The sincerity in her mom’s voice didn’t match the memories Max had of her parents’ marriage, which seemed to have mostly consisted of arguments. “You gave up everything to be with Dad and it didn’t work. Aren’t you happier now?”
“Tricky thing, happiness. Moment to moment it relies on such insubstantial things and in the long term, it’s about having people you love in your life. Being a farmwife wasn’t for me, but I was surrounded by people I love, so I wasn’t unhappy there.”
Silence was the only response Max had. Her mother’s answers didn’t help her own decision-making process.
“What’s this about?” her mom asked.
Again, Max didn’t immediately respond. Her mother had raised them all to believe in their dreams and go for what they wanted, which was easy when your dreams were easy and there wasn’t much risk. But what about when failure meant losing everything? “I’ve just been thinking.”
“Is this about the farm? If you need money, I will help you buy the farm. And I’m sure your daddy will help, too.”

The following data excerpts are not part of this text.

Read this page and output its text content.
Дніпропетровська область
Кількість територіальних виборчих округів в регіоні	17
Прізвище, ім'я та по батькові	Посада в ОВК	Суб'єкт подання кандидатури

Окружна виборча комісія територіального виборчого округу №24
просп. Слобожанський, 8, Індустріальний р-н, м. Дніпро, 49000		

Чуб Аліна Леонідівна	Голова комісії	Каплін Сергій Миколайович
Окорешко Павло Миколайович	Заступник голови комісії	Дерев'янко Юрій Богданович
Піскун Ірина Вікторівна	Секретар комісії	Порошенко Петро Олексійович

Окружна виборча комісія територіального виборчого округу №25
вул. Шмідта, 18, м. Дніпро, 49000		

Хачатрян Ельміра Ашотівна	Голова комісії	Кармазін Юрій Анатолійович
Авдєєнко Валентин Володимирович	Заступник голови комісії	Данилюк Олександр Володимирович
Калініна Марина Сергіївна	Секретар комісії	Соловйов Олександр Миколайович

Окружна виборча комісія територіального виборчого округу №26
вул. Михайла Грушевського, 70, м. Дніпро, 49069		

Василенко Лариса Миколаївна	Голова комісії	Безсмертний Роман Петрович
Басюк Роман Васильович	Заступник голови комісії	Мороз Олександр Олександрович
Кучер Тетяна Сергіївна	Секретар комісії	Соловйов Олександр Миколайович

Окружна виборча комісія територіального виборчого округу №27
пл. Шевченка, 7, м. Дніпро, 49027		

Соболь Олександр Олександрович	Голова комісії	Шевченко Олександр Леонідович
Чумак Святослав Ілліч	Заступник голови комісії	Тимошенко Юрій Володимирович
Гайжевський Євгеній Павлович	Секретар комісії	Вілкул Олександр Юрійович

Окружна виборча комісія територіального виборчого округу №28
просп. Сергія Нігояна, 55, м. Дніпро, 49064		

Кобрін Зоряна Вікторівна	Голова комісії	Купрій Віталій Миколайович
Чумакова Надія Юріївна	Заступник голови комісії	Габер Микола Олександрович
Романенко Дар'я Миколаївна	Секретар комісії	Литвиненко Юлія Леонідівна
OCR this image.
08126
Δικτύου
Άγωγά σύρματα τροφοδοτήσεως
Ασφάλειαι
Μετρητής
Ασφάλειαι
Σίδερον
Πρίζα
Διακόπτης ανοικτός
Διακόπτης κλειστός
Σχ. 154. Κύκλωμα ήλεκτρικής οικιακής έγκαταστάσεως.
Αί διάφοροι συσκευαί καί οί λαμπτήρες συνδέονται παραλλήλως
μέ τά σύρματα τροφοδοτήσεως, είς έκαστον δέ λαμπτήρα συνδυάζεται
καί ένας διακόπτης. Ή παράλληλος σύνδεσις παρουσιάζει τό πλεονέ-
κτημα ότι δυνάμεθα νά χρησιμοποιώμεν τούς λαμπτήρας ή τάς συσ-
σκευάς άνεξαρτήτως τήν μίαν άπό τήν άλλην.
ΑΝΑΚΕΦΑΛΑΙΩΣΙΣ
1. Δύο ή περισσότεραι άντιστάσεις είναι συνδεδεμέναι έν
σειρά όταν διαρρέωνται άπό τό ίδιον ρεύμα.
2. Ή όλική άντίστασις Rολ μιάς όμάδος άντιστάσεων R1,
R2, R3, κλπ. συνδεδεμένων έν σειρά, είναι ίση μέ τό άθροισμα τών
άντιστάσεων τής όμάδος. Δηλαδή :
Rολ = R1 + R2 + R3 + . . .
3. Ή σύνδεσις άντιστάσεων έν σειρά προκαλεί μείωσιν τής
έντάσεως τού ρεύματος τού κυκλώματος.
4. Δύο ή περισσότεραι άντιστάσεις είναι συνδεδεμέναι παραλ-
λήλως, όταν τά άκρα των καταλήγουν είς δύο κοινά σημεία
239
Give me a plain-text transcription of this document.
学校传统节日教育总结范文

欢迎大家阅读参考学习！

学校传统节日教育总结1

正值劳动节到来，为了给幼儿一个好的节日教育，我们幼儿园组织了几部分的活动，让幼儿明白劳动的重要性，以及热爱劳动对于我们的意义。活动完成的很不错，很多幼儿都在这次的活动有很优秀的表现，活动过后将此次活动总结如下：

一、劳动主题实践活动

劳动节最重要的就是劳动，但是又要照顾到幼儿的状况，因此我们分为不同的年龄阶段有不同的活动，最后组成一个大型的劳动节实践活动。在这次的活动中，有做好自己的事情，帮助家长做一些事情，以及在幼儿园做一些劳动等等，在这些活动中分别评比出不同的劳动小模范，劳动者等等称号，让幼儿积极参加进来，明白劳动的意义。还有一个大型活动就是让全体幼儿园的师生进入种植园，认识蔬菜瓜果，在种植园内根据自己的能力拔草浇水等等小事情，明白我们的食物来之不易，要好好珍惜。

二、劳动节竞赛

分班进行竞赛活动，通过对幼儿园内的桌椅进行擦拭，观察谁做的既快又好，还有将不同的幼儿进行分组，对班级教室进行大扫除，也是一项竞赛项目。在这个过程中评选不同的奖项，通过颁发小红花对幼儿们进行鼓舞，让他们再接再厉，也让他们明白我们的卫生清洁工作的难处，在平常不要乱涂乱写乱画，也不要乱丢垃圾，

Guilt blew through her body with a sudden gust. Her parents were willing to risk their shaky finances to help her achieve her dream. But she had the funds to do it. And if she risked everything she had on this one dream—and failed—she knew she wouldn’t be alone. She’d still be surrounded by people she loved.
“No. I don’t need your money, Mom, but thanks. I’ve just been weighing the risks.”
“Honey, sometimes the risks aren’t worth weighing.”
But how do you know
when
those times are?
Max didn’t ask her question. She listened to her mom talk about learning to throw pots; she talked about what they were planting on the farm and her new interns, then hung up the phone still weighed down by the risks.